O terceiro eixo discute os indicadores: a) dinâmicas familiares, b) acompanhamento das tarefas escolares e extraescolares, c) estratégias de apoio escolar e d) utilização de conhecimentos e informações sobre a escola.

O último eixo traz à tona análises sobre aspectos relacionados às modalidades de contatos estabelecidos pelos pais professores com a escola e com os professores dos filhos.

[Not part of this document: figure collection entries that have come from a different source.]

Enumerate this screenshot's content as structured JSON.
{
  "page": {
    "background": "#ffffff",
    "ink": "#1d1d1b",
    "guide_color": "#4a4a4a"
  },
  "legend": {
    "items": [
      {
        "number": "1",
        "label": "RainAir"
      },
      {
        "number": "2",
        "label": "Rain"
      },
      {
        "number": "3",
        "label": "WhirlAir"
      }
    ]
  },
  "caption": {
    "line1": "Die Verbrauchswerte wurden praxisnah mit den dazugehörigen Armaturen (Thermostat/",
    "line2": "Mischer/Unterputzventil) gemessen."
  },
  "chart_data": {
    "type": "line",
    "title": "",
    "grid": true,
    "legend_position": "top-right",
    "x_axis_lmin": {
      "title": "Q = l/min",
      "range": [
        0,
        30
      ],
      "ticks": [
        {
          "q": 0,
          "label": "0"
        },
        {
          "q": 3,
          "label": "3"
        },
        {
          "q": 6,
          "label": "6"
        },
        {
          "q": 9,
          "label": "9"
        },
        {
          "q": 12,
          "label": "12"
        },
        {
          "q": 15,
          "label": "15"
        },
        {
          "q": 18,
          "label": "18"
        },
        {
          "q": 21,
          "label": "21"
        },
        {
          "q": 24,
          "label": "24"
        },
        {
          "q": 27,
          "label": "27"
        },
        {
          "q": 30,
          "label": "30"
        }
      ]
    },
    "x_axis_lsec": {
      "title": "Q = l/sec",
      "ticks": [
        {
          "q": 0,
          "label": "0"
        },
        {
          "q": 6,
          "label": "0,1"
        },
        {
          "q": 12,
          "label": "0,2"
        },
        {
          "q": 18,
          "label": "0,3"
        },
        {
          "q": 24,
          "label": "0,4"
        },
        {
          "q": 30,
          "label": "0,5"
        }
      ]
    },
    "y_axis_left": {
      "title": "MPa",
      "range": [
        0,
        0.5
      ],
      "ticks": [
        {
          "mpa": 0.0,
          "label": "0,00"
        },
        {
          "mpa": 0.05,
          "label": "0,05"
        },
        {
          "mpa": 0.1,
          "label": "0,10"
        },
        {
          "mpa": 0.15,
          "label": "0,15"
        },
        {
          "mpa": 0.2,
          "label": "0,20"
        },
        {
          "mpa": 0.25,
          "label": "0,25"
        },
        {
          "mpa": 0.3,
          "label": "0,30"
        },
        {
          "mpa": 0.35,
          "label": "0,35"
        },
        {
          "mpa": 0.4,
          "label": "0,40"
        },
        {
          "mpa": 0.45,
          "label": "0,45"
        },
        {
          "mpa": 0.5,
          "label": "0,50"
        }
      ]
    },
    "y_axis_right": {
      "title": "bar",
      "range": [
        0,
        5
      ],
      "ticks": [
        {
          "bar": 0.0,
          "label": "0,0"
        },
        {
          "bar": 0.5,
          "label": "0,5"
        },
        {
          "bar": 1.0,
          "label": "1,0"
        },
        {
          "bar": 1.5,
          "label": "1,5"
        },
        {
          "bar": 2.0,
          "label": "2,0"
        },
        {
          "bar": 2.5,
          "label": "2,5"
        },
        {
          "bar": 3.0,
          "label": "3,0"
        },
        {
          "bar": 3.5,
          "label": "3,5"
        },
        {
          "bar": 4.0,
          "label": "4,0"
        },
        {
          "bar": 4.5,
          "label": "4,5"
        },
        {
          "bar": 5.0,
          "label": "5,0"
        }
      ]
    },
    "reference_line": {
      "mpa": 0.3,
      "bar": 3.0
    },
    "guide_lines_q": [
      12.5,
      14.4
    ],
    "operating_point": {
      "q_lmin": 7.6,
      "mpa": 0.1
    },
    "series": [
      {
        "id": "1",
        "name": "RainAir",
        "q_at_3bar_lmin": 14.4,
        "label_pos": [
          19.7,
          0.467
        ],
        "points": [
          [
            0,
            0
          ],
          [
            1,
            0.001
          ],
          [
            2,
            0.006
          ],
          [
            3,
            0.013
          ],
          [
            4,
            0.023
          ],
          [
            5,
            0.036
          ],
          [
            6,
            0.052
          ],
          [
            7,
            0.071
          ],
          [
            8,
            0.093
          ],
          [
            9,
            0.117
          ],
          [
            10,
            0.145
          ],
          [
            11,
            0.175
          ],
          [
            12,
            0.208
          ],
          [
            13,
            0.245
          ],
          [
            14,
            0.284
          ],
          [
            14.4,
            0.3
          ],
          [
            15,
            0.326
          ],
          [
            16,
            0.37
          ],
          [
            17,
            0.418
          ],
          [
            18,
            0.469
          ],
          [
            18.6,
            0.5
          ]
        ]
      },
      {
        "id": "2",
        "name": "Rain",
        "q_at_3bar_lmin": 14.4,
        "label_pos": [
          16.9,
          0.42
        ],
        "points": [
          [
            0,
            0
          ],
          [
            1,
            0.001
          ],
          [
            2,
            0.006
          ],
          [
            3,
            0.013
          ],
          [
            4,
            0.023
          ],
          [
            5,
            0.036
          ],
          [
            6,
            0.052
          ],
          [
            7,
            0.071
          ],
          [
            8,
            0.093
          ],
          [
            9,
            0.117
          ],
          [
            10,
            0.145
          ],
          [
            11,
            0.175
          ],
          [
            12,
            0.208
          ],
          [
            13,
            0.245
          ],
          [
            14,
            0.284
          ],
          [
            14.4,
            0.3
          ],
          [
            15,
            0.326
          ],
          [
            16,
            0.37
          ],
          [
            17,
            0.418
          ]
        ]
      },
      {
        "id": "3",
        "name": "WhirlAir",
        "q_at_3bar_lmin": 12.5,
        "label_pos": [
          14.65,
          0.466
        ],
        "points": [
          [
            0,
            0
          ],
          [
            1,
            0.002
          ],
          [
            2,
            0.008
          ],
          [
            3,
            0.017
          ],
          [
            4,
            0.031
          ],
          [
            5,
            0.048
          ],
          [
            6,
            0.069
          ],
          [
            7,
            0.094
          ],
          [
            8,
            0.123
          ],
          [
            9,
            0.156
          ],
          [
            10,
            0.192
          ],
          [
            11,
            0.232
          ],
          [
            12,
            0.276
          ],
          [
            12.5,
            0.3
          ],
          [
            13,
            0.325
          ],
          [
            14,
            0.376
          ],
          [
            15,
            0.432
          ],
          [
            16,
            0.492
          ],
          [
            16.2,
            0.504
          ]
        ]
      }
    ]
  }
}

O fato de proceder à análise dos dados a partir de determinados eixos de análise tem a vantagem de trazer à tona, de modo mais vívido, traços e aspectos marcantes das relações estabelecidas pelas famílias com a escolarização dos filhos. É relevante ressaltar que os eixos de análise não serão apresentados isoladamente ou de modo estanque, nem tampouco numa sequência pré-determinada; eles surgirão, no texto, de modo transversal, possibilitando a apresentação de cenários nos quais as dinâmicas de ação familiares irão se configurando.

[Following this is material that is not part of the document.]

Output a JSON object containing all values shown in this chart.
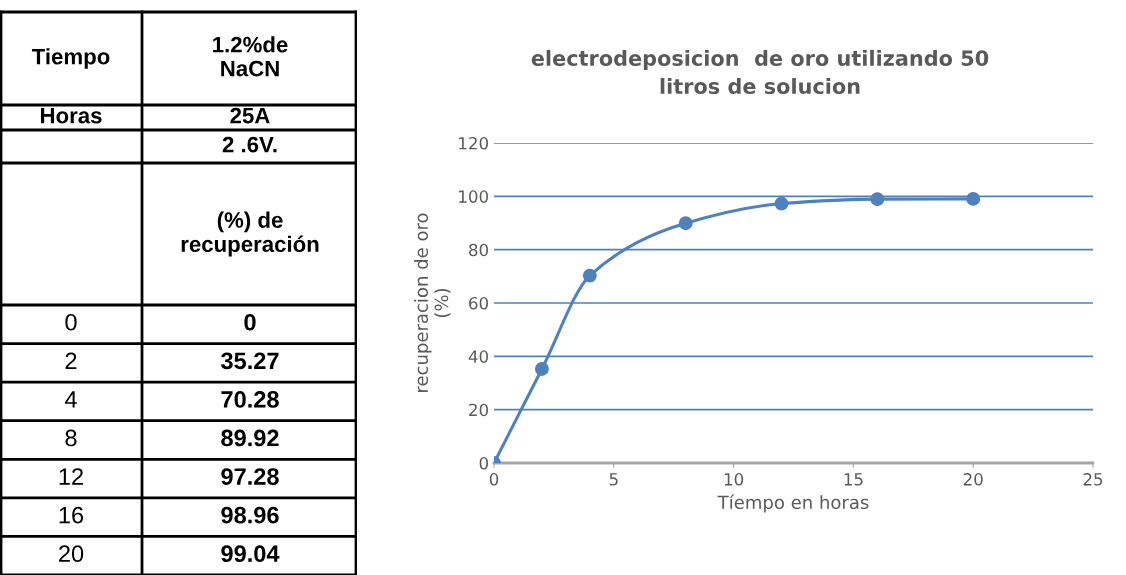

Uma análise acurada desses eixos desvelou aspectos marcantes que contribuíram para a compreensão das lógicas e dinâmicas parentais em matéria de educação, e levaram à configuração de três grupos de pais professores com dinâmicas diferenciadas de ação familiar. Tais grupos foram se revelando à medida que os eixos de análise e os seus respectivos indicadores foram sendo aplicados aos dados coletados nas entrevistas. Homogeneidades, heterogeneidades, coerências e contradições foram sendo identificadas nas práticas educativas das famílias e, recorrendo-se a um trabalho intenso de análise, tornaram-se elementos-chave para a identificação de três diferentes grupos de pais professores com “dinâmicas de ação familiar” próprias, que, a seguir, serão minuciosamente apresentadas.

a) Famílias fortemente orientadas para o sucesso escolar: grupo composto por 24 famílias;

b) Famílias fortemente orientadas para a realização pessoal: grupo composto por nove famílias;

c) Famílias voltadas para o sucesso escolar, mas sem recursos para fomentá-lo: grupo composto por sete famílias.